Na sequência desta acção e no dia em que subiu ao Plenário da Assembleia da República a discussão do projecto sobre trabalho a tempo parcial, teve lugar em Lisboa, no Pavilhão Carlos Lopes, uma reunião do Plenário da CGTP-IN, aberto a activistas sindicais que, mais uma vez, demonstrou a indignação dos trabalhadores pelas cedências do Governo às ilegítimas pretensões do patronato de agravar, ainda mais, a já precárias condições de prestação de trabalho.
A luta contra o pacote laboral já teve, pois, importantes resultados:

- inviabilizámos a passagem imediata desses projectos de lei no contexto do “Acordo Estratégico da Concertação Social”;

- conseguimos que a discussão de importantes projectos legislativos tivesse lugar em sede da Assembleia da República e que o pronunciamento das organizações de trabalhadores não ocorresse em pleno período de férias de 1998, como se pretendeu, para os fazer passar nas costas dos trabalhadores;

- já derrotámos o projecto que visava agravar a lei dos contratos a prazo;

- obtivemos importantes alterações pontuais positivas no texto de alguns projectos legislativos;

- suscitámos, na opinião pública, fortes reservas e mesmo a condenação de conteúdos mais gravosos da revisão legislativa pretendida, ouvindo-se críticas de sectores da sociedade distantes dos problemas sindicais sobre a aleivosidade de alguns projectos legislativos, como é o caso da pretendida alteração do regime de férias.

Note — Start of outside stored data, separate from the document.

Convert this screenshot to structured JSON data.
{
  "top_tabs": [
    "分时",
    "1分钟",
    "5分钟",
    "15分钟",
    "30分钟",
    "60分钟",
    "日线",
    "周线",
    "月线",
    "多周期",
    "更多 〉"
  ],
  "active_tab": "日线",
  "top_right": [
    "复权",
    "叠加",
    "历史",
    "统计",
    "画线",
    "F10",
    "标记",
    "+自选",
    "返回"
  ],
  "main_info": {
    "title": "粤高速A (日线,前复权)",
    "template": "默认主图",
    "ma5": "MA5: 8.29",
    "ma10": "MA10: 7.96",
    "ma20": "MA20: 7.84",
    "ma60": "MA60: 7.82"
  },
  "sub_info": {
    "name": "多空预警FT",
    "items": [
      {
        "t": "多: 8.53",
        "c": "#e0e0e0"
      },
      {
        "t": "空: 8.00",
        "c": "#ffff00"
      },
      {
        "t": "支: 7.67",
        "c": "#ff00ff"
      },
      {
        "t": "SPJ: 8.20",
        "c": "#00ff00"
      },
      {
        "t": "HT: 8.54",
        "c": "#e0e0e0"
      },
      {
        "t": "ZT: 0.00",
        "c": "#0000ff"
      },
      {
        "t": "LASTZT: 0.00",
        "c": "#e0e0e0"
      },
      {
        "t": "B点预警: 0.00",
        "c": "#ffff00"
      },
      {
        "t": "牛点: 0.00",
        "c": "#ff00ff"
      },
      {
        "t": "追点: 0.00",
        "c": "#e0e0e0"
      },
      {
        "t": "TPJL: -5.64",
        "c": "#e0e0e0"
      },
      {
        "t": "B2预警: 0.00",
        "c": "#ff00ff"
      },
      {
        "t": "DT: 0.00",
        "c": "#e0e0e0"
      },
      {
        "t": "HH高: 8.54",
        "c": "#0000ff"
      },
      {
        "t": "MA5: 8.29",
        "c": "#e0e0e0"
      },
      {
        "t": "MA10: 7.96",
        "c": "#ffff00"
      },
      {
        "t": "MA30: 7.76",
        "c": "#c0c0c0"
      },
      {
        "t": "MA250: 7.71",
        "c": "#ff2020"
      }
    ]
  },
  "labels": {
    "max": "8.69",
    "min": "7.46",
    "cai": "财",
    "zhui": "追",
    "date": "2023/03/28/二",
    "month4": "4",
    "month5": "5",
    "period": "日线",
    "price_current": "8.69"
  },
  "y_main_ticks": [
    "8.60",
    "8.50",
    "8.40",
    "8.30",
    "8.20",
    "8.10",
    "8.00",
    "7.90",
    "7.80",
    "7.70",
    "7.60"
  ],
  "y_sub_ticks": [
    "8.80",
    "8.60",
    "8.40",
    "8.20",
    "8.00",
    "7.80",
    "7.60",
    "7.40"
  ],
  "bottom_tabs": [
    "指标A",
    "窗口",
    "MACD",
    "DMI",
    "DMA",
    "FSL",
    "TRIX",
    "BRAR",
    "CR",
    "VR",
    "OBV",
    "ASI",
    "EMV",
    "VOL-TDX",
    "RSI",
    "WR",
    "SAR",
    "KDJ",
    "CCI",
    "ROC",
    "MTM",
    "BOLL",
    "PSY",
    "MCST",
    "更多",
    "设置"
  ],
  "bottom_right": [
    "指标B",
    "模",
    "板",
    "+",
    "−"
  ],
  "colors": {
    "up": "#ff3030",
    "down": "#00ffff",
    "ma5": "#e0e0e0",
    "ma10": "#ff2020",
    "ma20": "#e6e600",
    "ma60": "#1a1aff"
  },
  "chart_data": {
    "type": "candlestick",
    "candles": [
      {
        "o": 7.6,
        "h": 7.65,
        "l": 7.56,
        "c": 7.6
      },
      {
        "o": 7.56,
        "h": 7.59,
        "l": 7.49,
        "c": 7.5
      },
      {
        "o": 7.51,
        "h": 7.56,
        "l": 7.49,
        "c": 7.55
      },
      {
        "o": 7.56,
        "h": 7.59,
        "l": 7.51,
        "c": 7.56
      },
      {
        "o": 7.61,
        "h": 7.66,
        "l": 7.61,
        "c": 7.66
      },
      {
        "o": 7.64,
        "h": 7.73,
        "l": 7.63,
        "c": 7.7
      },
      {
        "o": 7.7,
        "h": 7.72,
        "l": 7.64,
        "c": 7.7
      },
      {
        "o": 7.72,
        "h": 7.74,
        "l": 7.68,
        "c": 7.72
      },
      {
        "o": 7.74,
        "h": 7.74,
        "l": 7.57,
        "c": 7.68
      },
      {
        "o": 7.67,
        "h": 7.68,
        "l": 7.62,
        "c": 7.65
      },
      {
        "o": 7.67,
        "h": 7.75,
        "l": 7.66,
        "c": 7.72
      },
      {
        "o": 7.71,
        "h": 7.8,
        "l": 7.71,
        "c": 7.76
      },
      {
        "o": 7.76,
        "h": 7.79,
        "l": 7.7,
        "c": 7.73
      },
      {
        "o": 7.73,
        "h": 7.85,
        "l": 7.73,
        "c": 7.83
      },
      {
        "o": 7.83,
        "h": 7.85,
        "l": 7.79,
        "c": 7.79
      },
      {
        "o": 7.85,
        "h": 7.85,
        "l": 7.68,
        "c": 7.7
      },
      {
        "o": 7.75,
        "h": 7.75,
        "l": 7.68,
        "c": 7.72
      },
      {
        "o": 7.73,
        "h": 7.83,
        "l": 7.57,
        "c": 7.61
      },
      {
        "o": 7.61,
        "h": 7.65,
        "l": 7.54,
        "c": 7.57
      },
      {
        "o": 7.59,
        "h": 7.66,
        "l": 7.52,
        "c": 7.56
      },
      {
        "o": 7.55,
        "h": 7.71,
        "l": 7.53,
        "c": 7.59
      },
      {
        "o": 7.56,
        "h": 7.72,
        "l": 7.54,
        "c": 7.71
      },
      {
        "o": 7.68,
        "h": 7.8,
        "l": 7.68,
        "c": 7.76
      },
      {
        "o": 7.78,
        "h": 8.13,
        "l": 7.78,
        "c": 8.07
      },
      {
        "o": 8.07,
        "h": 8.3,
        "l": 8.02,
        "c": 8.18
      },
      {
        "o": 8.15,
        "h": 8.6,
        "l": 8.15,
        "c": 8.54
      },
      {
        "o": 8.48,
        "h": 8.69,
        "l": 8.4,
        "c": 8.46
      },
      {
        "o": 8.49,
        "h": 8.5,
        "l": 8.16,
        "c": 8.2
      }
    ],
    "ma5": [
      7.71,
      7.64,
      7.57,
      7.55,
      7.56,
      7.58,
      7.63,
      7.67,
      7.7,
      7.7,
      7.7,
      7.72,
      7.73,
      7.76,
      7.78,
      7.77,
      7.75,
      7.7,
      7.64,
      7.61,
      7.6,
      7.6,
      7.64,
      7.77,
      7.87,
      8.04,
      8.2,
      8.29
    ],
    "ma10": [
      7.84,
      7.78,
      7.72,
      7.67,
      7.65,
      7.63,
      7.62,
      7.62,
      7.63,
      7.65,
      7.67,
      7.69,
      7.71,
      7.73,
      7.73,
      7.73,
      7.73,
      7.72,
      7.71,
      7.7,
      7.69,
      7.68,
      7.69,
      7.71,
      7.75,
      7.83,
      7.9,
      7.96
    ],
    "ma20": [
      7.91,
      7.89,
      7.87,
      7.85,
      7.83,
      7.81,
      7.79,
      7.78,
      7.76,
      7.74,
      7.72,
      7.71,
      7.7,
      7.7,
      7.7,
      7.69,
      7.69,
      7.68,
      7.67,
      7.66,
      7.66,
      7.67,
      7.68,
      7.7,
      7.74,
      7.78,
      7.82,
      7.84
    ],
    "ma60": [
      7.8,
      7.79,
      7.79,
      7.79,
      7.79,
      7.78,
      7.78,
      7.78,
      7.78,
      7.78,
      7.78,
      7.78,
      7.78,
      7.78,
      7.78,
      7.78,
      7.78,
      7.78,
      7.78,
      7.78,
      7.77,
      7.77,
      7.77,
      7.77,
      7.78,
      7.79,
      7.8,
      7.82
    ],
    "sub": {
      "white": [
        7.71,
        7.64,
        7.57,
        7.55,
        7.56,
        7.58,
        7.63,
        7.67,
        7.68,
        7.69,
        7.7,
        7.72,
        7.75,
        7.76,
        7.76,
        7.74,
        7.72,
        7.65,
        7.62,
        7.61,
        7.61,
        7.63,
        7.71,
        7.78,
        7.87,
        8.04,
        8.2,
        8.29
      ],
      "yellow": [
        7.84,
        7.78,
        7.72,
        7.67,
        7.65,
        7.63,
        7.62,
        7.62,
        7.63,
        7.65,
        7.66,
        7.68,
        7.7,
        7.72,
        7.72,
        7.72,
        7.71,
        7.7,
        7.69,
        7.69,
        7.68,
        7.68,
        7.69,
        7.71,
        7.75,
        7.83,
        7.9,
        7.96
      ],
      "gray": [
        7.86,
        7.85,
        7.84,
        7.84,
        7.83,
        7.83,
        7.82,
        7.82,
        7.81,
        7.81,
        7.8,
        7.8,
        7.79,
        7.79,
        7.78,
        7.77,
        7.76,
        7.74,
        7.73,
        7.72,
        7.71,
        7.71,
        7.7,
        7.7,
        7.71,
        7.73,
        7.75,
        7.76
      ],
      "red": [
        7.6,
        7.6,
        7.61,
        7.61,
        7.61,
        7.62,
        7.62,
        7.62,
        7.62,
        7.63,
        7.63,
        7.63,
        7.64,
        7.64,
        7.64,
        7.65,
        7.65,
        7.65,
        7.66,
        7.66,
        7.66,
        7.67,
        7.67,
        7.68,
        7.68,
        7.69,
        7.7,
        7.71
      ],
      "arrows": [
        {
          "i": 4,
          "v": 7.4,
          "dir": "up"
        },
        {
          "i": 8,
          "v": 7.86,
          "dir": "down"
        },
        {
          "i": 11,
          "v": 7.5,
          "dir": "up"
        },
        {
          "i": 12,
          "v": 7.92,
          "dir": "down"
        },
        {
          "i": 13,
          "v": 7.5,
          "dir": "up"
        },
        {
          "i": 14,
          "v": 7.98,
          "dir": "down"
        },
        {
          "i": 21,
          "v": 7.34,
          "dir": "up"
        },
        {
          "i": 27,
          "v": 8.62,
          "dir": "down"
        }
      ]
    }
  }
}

Tudo isto é, inegavelmente, o resultado da luta dos trabalhadores e da acção daqueles que, no plano político, consequentemente os apoiam, daquilo que realizámos em termos de dimensão colectiva na sociedade e também da capacidade de influenciar a acção das instituições e do próprio Governo.
Tivemos, em 1998, melhores resultados no que se refere aos salários e, em relação à contratação colectiva, é de longe o ano em que se verificaram avanços negociais mais significativos, com bons resultados para os trabalhadores, em sectores importantes da indústria, dos serviços, como é o caso da hotelaria, mas também dos enfermeiros e dos professores, entre outros.


As 40 horas de trabalho semanal

1998 é, sobretudo, o ano da confirmação das 40 horas como limite máximo da duração semanal do tempo de trabalho, apesar deste processo não estar ainda resolvido em definitivo.
Haverá ainda cerca de 150 mil trabalhadores que continuam a lutar pelo reconhecimento do direito às pausas decorrentes da contratação colectiva ou das práticas reiteradas nas empresas, mas o processo das 40 horas é já irreversível, cumprindo-se assim a leitura que sempre fizemos do conceito de tempo de trabalho. Dissemos que não nos vergariam pelo cansaço e podemos hoje dizer que as 40 horas serão uma realidade para todas as trabalhadoras e trabalhadores do nosso País.
Isto é o desfecho da grande luta que se fez durante 17 meses, em torno dos intervalos de turnos, em particular na região do Vale do Ave e que nos dá força e confiança para avançarmos com a concretização do compromisso assumido por todo o movimento sindical no objectivo das 35 horas semanais.
A defesa do emprego e a viabilização de empresas foi, igualmente, uma frente de luta em que nos empenhámos com muita firmeza e perseverança. Foi uma luta conduzida com grandes sacrifícios dos trabalhadores, mas que valeu a defesa, em dezenas de empresas, de muitos milhares de postos de trabalho.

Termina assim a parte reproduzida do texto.